I marked each head with the side it was on so I would not get the valve train components confused as to which side they came from. Note each head is “sided” as shown by the different casting numbers for the left and right head.
I made a short video of the procedure and some of the inspections.
Visual Inspection Of Valve Height
The valves ought to be proud of the seat unless valve recession has advanced. So a quick visual inspection can show if this problem is in it’s advanced stage. In particular, the exhaust valve face edges are visible and proud, so that’s a positive sign.
Test Valve Sealing Ability
Before I remove the valves from the heads, I want to test how well they are sealing. I put some gasoline (or you can use kerosene which is safer) into the inlet and exhaust ports.
Then I look at the valve face inside the head to see if it leaks. I found three of the valves were not sealing. That’s not what I want, but justifies taking the heads apart and sending them to Randy Long to address this.
Remove Valve Train
Before I remove the valve train components, I mark baggies for each valve train so the parts don’t get mixed up.
I install the valve spring compressor. There are many different designs. This one has a cup that fits on the top of the spring and pin that fits on the center of the valve face. The cup and pin have stems with screw threads. It’s easiest to tighten the pin side to compress the valves.
I compress the spring until the collet is exposed. The collet has two halves that fit into grooves on the top of the valve stem and hold the stem onto the spring assembly.
I use a magnet to remove the collet halves.
Then I slacken the springs, remove the compressor and disassemble the valve train. The spring assembly has a top retainer that squeezes the collet halves together, the spring and a bottom cup that centers the spring around the valve stem.
Inspect Valve Stem Height.
Before I remove the valve from the valve guide, I measure the height of the valve stem above the aluminum base of the head with my vernier caliper. The length should be 1.600 inches if the valve and seat have not worn.
My rough measurement is 41 mm which is a bit more than 1.600 inches. Randy will do this measurement when he gets the heads, but I wanted to see what I could learn. It’s not easy to take this measurement since the valve guide is secured with a cir-clip and I have to avoid that to get the measurement.
Then I pull the valve out of the bottom of the head.
Valve Face and Seat Inspection
I can inspect the valve faces and valve seats. I clean the carbon off the valve face and then measure the thickness of the edge, or lip, of the valve face. The minimum thickness is 1.0 mm. Less than that indicates the valve needs to be replaced.

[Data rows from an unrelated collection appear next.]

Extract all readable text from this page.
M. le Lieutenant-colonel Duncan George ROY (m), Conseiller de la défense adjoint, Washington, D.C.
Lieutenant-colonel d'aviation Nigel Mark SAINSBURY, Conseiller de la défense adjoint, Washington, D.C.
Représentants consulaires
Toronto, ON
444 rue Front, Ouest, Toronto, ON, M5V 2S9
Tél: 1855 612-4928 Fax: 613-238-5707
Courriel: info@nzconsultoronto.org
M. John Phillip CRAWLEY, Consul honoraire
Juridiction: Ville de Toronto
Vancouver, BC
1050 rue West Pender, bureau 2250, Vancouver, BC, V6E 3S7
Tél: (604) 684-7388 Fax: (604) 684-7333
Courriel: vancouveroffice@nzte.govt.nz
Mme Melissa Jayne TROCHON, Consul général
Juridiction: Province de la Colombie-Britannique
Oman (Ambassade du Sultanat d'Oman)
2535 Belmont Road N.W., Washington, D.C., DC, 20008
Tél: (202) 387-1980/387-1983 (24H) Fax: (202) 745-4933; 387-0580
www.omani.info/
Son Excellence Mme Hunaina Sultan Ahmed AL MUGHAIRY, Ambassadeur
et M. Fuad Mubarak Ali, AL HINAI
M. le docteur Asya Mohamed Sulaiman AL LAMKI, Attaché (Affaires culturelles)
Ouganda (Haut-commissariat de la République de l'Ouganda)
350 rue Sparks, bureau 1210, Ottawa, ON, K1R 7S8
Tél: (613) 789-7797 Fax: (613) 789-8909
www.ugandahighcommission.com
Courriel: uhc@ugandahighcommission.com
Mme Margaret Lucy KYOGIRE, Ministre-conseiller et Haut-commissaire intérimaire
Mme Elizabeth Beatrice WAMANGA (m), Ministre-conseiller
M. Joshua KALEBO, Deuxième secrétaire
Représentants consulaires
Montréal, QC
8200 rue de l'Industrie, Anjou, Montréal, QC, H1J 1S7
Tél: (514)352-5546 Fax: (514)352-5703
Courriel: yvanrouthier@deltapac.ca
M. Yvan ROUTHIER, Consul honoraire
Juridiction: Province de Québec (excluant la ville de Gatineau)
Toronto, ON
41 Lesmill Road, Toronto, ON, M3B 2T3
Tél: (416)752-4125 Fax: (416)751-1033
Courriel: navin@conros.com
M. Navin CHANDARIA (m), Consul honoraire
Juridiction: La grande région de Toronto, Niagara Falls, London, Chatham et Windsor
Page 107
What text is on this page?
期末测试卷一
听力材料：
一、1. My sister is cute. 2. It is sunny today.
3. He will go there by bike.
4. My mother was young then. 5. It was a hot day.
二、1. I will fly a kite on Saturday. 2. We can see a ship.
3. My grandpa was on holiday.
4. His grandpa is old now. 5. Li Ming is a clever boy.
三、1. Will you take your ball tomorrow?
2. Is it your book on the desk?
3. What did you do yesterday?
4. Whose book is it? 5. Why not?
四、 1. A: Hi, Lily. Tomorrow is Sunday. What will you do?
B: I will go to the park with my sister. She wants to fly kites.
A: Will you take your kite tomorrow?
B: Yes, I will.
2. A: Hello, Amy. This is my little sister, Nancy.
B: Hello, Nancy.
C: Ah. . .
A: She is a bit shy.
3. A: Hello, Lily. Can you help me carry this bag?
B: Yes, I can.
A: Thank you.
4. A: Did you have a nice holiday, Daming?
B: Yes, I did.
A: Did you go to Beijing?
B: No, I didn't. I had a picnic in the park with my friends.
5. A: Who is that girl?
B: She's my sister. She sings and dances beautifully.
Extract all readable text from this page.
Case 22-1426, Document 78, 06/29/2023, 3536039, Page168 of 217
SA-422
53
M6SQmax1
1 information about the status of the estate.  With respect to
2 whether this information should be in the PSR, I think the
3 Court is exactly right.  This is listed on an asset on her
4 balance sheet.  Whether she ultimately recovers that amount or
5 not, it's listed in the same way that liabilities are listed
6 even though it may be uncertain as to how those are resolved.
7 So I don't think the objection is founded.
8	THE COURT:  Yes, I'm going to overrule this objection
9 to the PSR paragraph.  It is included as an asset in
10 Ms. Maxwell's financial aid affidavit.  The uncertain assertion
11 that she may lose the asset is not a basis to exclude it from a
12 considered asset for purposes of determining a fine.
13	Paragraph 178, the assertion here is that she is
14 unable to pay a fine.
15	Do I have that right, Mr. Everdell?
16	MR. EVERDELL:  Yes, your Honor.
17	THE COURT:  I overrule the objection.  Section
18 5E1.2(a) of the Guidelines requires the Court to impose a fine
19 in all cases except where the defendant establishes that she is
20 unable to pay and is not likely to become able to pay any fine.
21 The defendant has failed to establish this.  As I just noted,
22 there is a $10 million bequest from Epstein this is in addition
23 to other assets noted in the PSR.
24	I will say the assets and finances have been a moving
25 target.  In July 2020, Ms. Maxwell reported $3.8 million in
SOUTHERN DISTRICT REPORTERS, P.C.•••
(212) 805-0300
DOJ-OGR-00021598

I find the exhaust valve face lips are both about 1.3+ mm thick while the inlet valve face lips are about 1.6+ mm thick. So they are all serviceable.
The seat inspection doesn’t show any problem with the inlet valve seats, but both exhaust valve seats have pits in them likely caused by hard carbon deposits being pounded into them. These may be shallow enough that regrinding the seats will remove them. If they are too deep then the seats will have to be replaced. I will let Randy make that call.
I can see why the exhaust valves leaked as the pits allow leakage. But, I didn’t see evidence of why the right inlet valve seat being pitted. Nonetheless, it leaked, so it needs attention.
2019-06-24 Added Resources section. Minor editing.